Millions are mourning over the loss of iconic music legend Prince, who died last week at the age of 57. Social media has been flooded with purple tributes to the pop star, status after status attesting to the histrionic impact of Prince’s persona.

It was well known that Prince was extremely protective of his music and his image. Unfortunately, after a bad contract experience in his early years, Prince became weary of signing legal documents. The fact that Prince did not leave behind a will or an estate plan has come as a shock to many. His apprehension towards legal discourse will sadly have drastic implications for the legacy he left behind.

The recent question circulating the Internet is: what will happen to Prince’s estate, music, and image without a will or trust?

Prince’s fortune is estimated at around $300 million.

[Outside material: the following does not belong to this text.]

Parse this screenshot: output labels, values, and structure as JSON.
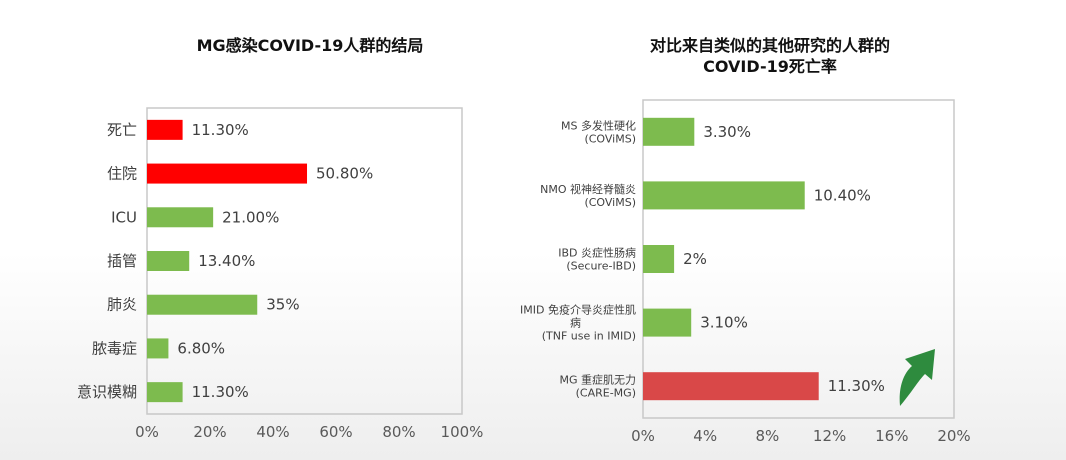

However, several reports have revealed that Prince also had thousands of unreleased songs locked in a bank vault in the basement of his Paisley Park compound. Had Prince placed his songs and other intellectual property in a dynasty trust, he would have been able to dictate will happen to his music image post-humous.

“If you own assets that will increase in value substantially after your death, you should absolutely have an estate plan that takes that into account now,” Estate Planning Attorney Jorge Lopez of Jorgensen & Salberg, LLP commented.

Prince’s sister, Tyka Nelson, filed court documents on Tuesday asking for a special administrator for the artist’s estate. Whoever inherits the estate will have complete control over Prince’s assets including his unpublished music. However, since Prince did not leave a will or trust, the process will most likely take years.

Further, the artist’s opposition to legal planning will cost his estate an enormous tax bite. The value of his estate, although still being speculated, will be subject to a federal estate tax rate of 40 percent and a Minnesota tax rate of 16 percent— meaning roughly half the estate could go to the government. By creating a will or trust, Prince could have reduced this tax rate and saved his estate from being embroiled in legal disputes for years to come.

The bottom line is – with no offense to the music icon – that you don’t have to be wealthy to do a better job of estate planning.

Lopez states that the first step to taking control of your future is to create a will. If you have young children, a will is the only legal document that can specify a guardian for them. “Several clients change their mind about creating a will once I tell them this,” Lopez explains.

A revocable trust is also a route you may consider. A revocable trust can act like a will and additionally ensure that your estate will not be probated. Probate is the legal procedure in which a judge decides who will inherit your assets after death. The process is often lengthy and extremely costly. Ultimately, it is in your best interest to avoid it by having a trust, and at the very minimum, a will.

The thought of creating a will or planning for your death is hardly pleasant. However, it is the best way to take control of your legacy after you go. If there is one lesson to be learned from Prince’s sudden passing, it’s that making an estate plan should not be procrastinated.